Several cellular factors and signaling pathways may interact with or modulate the intramolecular feedback regulation of LRRK2 by its kinase domain. One key factor is the cellular GTP concentration, as changes in global or local GTP levels can directly impact the GTPase activity of LRRK2. Additionally, other kinases or phosphatases within the cell may regulate the phosphorylation status of LRRK2, influencing its feedback mechanism. Signaling pathways involved in protein degradation or turnover, such as the ubiquitin-proteasome system, may also play a role in regulating LRRK2 activity by controlling its stability and degradation. Furthermore, pathways related to cellular stress responses, inflammation, or mitochondrial function, which are known to be dysregulated in Parkinson's disease, could potentially intersect with LRRK2 signaling and modulate its feedback regulation.

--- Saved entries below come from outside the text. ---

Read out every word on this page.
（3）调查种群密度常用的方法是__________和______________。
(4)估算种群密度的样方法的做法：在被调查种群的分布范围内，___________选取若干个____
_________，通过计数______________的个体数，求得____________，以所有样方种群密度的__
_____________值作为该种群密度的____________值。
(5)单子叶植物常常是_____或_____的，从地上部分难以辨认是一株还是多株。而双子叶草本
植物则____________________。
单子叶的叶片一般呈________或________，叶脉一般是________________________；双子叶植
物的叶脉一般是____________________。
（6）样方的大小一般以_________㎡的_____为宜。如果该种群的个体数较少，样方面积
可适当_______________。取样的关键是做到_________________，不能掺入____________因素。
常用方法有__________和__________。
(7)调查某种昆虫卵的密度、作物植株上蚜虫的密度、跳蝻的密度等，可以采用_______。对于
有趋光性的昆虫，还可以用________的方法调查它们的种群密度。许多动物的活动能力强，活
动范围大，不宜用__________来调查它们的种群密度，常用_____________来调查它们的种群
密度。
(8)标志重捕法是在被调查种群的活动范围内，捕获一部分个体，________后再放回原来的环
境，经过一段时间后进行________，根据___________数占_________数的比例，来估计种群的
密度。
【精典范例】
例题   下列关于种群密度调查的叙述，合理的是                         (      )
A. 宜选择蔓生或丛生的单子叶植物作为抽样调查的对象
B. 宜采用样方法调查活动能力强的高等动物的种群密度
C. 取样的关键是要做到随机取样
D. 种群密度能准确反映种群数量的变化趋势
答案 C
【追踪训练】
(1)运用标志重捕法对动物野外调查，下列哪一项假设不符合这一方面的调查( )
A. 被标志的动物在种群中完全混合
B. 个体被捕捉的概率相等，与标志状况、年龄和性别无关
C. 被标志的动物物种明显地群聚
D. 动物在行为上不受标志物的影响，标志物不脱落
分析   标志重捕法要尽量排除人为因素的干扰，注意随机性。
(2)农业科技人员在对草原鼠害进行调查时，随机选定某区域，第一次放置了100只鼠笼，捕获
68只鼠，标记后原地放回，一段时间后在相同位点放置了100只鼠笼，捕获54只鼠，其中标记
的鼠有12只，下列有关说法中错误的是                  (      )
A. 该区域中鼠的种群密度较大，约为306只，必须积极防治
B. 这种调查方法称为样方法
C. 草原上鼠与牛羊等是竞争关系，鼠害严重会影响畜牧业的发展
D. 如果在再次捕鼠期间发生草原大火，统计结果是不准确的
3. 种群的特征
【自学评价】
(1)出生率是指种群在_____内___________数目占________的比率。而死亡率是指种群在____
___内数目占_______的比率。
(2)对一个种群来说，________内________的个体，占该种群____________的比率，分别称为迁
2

Given the conserved phosphorylation of P-loop residues in Rab proteins, could similar regulatory mechanisms involving GTPase activity and monomer-dimer equilibrium be a common theme across the Rab protein family

The conserved phosphorylation of P-loop residues in Rab proteins suggests that similar regulatory mechanisms involving GTPase activity and monomer-dimer equilibrium could be a common theme across the Rab protein family. Phosphorylation of P-loop residues in Rab proteins may serve as a regulatory switch to modulate their GTPase activity, affecting their interactions with effector proteins and downstream signaling pathways. This regulatory mechanism could provide a means for fine-tuning the activity of Rab proteins in response to cellular signals or stress conditions. Additionally, the modulation of the monomer-dimer equilibrium by phosphorylation of P-loop residues could impact the subcellular localization and function of Rab proteins, further diversifying their roles in cellular processes. Overall, the regulatory mechanisms involving P-loop phosphorylation in Rab proteins may contribute to the dynamic control of intracellular trafficking, vesicle transport, and signaling pathways in the cell.